In the matter of Wilton UK Ltd v. Shuttleworth and Others [2018] EWHC 911 (Ch) His Honour Judge Davis-White QC (sitting as a Judge of the Chancery Division) had to decide whether or not to grant the Claimant permission to continue company derivative proceedings pursuant to s.263 Companies Act. HHJ Davis-White QC’s judgment approaches the question in a structured manner which may be instructive in future applications for retrospective permission. The matter was of particular significance as there were arguments that elements of the Claimant’s derivative claim would fall outside the limitation period if they had to re-issue.

 

HHJ Davis-White QC first considered whether or not he would have granted prospective permission to issue the claim (he would) and whether or not he had the jurisdiction to grant retrospective permission (he did).
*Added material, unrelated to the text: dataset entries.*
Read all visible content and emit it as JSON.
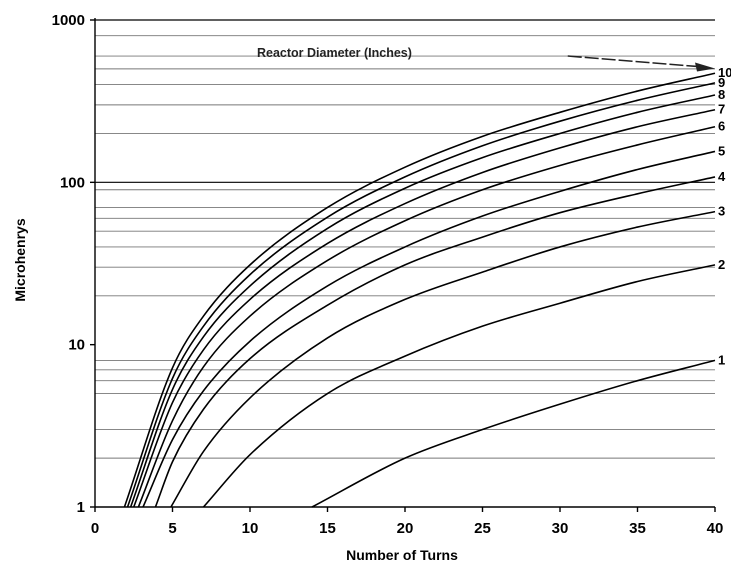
{
  "chart_data": {
    "type": "line",
    "xlabel": "Number of Turns",
    "ylabel": "Microhenrys",
    "y_scale": "log",
    "xlim": [
      0,
      40
    ],
    "ylim": [
      1,
      1000
    ],
    "x_ticks": [
      0,
      5,
      10,
      15,
      20,
      25,
      30,
      35,
      40
    ],
    "y_ticks": [
      1,
      10,
      100,
      1000
    ],
    "y_tick_labels": [
      "1",
      "10",
      "100",
      "1000"
    ],
    "grid": "horizontal",
    "grid_lines_at": [
      2,
      3,
      5,
      6,
      7,
      8,
      20,
      30,
      40,
      50,
      60,
      70,
      90,
      100,
      200,
      300,
      400,
      500,
      600,
      800
    ],
    "annotation": {
      "text": "Reactor Diameter (Inches)",
      "arrow_from": [
        30.5,
        600
      ],
      "arrow_to": [
        40,
        510
      ]
    },
    "series": [
      {
        "label": "1",
        "x": [
          14,
          20,
          25,
          30,
          35,
          40
        ],
        "y": [
          1,
          2,
          3,
          4.3,
          6,
          8
        ]
      },
      {
        "label": "2",
        "x": [
          7,
          10,
          15,
          20,
          25,
          30,
          35,
          40
        ],
        "y": [
          1,
          2.1,
          5,
          8.5,
          13,
          18,
          24.5,
          31
        ]
      },
      {
        "label": "3",
        "x": [
          4.9,
          7,
          10,
          15,
          20,
          25,
          30,
          35,
          40
        ],
        "y": [
          1,
          2.2,
          4.7,
          11,
          19,
          28,
          40,
          53,
          66
        ]
      },
      {
        "label": "4",
        "x": [
          3.9,
          5,
          7,
          10,
          15,
          20,
          25,
          30,
          35,
          40
        ],
        "y": [
          1,
          1.9,
          4,
          8.2,
          17.5,
          31,
          46,
          65,
          85,
          108
        ]
      },
      {
        "label": "5",
        "x": [
          3.1,
          5,
          7,
          10,
          15,
          20,
          25,
          30,
          35,
          40
        ],
        "y": [
          1,
          2.6,
          5.2,
          10.5,
          23,
          40,
          62,
          88,
          120,
          155
        ]
      },
      {
        "label": "6",
        "x": [
          2.8,
          5,
          7,
          10,
          15,
          20,
          25,
          30,
          35,
          40
        ],
        "y": [
          1,
          3.4,
          7.3,
          15,
          33,
          58,
          90,
          127,
          170,
          220
        ]
      },
      {
        "label": "7",
        "x": [
          2.5,
          5,
          7,
          10,
          15,
          20,
          25,
          30,
          35,
          40
        ],
        "y": [
          1,
          4.4,
          9.3,
          19,
          42,
          74,
          115,
          163,
          220,
          280
        ]
      },
      {
        "label": "8",
        "x": [
          2.3,
          5,
          7,
          10,
          15,
          20,
          25,
          30,
          35,
          40
        ],
        "y": [
          1,
          5.3,
          11.2,
          23,
          52,
          92,
          142,
          200,
          270,
          345
        ]
      },
      {
        "label": "9",
        "x": [
          2.1,
          5,
          7,
          10,
          15,
          20,
          25,
          30,
          35,
          40
        ],
        "y": [
          1,
          6.2,
          13,
          27,
          61,
          108,
          168,
          238,
          320,
          410
        ]
      },
      {
        "label": "10",
        "x": [
          1.9,
          5,
          7,
          10,
          15,
          20,
          25,
          30,
          35,
          40
        ],
        "y": [
          1,
          7.2,
          15,
          31,
          70,
          124,
          192,
          270,
          365,
          470
        ]
      }
    ]
  }
}
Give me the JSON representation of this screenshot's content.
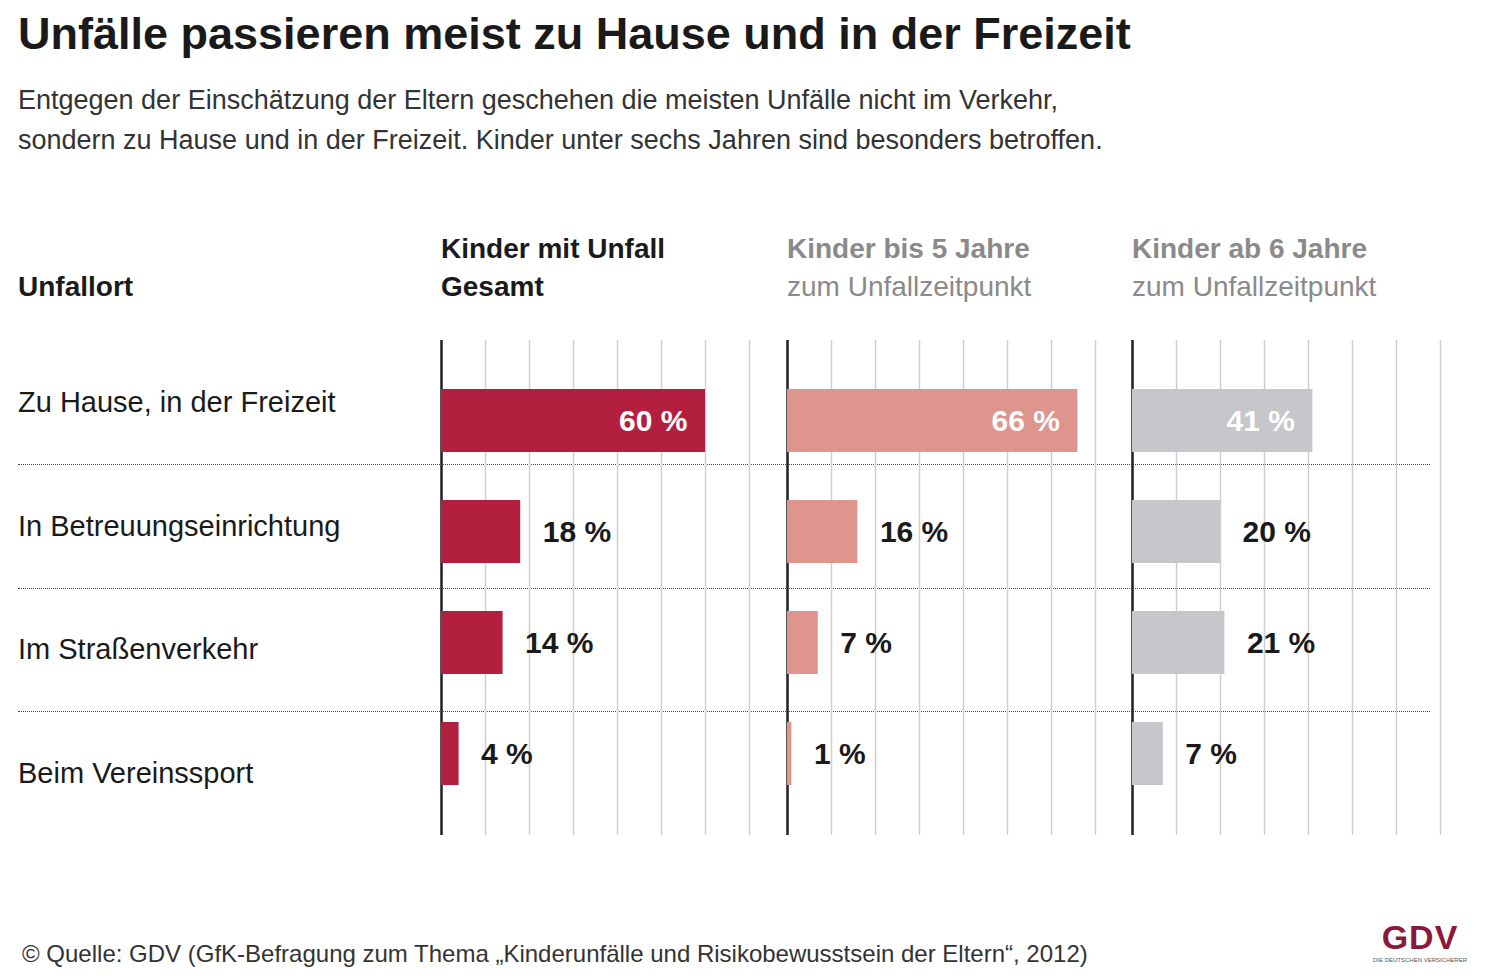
{
  "title": "Unfälle passieren meist zu Hause und in der Freizeit",
  "subtitle": "Entgegen der Einschätzung der Eltern geschehen die meisten Unfälle nicht im Verkehr,\nsondern zu Hause und in der Freizeit. Kinder unter sechs Jahren sind besonders betroffen.",
  "category_label": "Unfallort",
  "source": "© Quelle: GDV (GfK-Befragung zum Thema „Kinderunfälle und Risikobewusstsein der Eltern“, 2012)",
  "logo": {
    "text": "GDV",
    "subtext": "DIE DEUTSCHEN VERSICHERER"
  },
  "chart_data": [
    {
      "type": "bar",
      "orientation": "horizontal",
      "title": "Kinder mit Unfall\nGesamt",
      "categories": [
        "Zu Hause, in der Freizeit",
        "In Betreuungseinrichtung",
        "Im Straßenverkehr",
        "Beim Vereinssport"
      ],
      "values": [
        60,
        18,
        14,
        4
      ],
      "value_labels": [
        "60 %",
        "18 %",
        "14 %",
        "4 %"
      ],
      "color": "#b3203f",
      "xlim": [
        0,
        70
      ],
      "xticks": [
        0,
        10,
        20,
        30,
        40,
        50,
        60,
        70
      ],
      "grid": true,
      "data_labels": true,
      "tick_labels": false
    },
    {
      "type": "bar",
      "orientation": "horizontal",
      "title": "Kinder bis 5 Jahre",
      "subtitle": "zum Unfallzeitpunkt",
      "categories": [
        "Zu Hause, in der Freizeit",
        "In Betreuungseinrichtung",
        "Im Straßenverkehr",
        "Beim Vereinssport"
      ],
      "values": [
        66,
        16,
        7,
        1
      ],
      "value_labels": [
        "66 %",
        "16 %",
        "7 %",
        "1 %"
      ],
      "color": "#dd958e",
      "xlim": [
        0,
        70
      ],
      "xticks": [
        0,
        10,
        20,
        30,
        40,
        50,
        60,
        70
      ],
      "grid": true,
      "data_labels": true,
      "tick_labels": false
    },
    {
      "type": "bar",
      "orientation": "horizontal",
      "title": "Kinder ab 6 Jahre",
      "subtitle": "zum Unfallzeitpunkt",
      "categories": [
        "Zu Hause, in der Freizeit",
        "In Betreuungseinrichtung",
        "Im Straßenverkehr",
        "Beim Vereinssport"
      ],
      "values": [
        41,
        20,
        21,
        7
      ],
      "value_labels": [
        "41 %",
        "20 %",
        "21 %",
        "7 %"
      ],
      "color": "#c5c7ca",
      "xlim": [
        0,
        70
      ],
      "xticks": [
        0,
        10,
        20,
        30,
        40,
        50,
        60,
        70
      ],
      "grid": true,
      "data_labels": true,
      "tick_labels": false
    }
  ]
}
Being satisfied on those points, HHJ Davis-White QC rejected the Claimant’s argument that the relevant test to be applied was analogous to CPR 6.15(2) (the Court’s power to order steps already taken by alternative methods are sufficient to constitute good service) and accepted the Defendant’s argument that the “Denton” test for relief from sanction ought to be applied.

 

Ultimately relief, in the form of retrospective permission, was granted, as although the breach was serious and significant and there was no good reason for the breach, the breach was not an “abusive” one and the Defendants had not been much harmed by the delay in obtaining permission so it was appropriate in all the circumstances. Despite granting permission, HHJ Davis-White QC cautioned that this judgment should be viewed as a warning against any future attempts to subvert the statutory process by not obtaining permission in the proper manner.